Sarah Rice | Getty Images
Global auto giant Stellantis on Thursday reported a 10% year-on-year fall in profit in the second half of 2023, as six-week strikes at the so-called Detroit Three automakers hampered production in the group’s North American profit epicenter.
Adjusted operating income came in at 10.2 billion euros ($10.96 billion) for the July-to-December period, down from 11.3 billion euros for the same period in 2022.
However, the earnings proved more resilient to the impact of industrial action than the market had expected, with AOI exceeding a forecast of 9.54 billion euros by analysts polled by Reuters.
Stellantis shares provisionally closed around 5.7% higher in Europe. Shares on the New York Stock Exchange closed Thursday at $25.99, up 6.6% but below a new 52-week high achieved earlier in the day of $26.10.
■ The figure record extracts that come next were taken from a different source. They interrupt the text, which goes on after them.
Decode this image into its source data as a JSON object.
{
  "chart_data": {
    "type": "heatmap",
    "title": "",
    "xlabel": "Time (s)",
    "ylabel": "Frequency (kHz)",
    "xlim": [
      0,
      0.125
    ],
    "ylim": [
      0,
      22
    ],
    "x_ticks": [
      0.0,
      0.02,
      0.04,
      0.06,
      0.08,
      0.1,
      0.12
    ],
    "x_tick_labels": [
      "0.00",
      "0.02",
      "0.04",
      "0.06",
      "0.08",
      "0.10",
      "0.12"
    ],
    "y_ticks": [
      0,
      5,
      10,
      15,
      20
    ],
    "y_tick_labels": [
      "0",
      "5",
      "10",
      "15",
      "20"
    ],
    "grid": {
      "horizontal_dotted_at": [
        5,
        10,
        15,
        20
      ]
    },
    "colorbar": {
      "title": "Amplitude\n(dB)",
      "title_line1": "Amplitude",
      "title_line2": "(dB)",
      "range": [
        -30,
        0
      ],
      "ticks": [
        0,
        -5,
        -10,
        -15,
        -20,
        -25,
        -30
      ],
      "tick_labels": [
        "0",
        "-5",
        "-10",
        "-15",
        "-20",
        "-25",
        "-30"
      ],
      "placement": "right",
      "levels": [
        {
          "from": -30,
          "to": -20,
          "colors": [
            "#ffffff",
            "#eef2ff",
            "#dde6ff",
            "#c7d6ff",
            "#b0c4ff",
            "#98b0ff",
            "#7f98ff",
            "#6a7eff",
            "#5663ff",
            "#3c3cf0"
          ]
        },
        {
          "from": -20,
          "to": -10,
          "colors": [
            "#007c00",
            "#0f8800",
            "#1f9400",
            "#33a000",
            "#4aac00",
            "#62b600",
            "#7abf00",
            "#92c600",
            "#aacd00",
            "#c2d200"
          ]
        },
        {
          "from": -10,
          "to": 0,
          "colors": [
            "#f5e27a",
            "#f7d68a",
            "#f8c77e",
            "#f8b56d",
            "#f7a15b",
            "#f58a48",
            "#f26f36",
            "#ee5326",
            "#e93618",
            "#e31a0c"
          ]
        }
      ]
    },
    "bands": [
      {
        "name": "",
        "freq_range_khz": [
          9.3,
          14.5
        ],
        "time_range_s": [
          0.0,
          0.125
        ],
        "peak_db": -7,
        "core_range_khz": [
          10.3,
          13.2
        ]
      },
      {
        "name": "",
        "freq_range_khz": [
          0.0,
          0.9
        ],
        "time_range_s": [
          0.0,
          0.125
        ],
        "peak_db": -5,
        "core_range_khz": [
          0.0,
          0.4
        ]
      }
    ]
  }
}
In North America, the group’s AOI margin fell 100 basis points year on year to 15.4%, which Stellantis said in its earnings report was “due primarily to production disruptions and costs related to new labor agreements.”
Stellantis reported in late October that labor strikes by the United Auto Workers union, which ran for six weeks from Sept. 15 and also targeted General Motors and Ford Motor, cost the company $3.2 billion in revenue through October.
The company, which owns household names including Jeep, Dodge, Fiat, Chrysler and Peugeot, reached an agreement with the UAW in late October that will see the company invest $18.9 billion in the U.S. by 2028. Stellantis workers stateside ratified the deal, which includes at least 25% wage increases and the reopening of an idled plant in Illinois, on Nov. 17.
Aside from the UAW strike, CEO Carlos Tavares on Thursday admitted Stellantis’ U.S. operations were not “stellar in 2023.”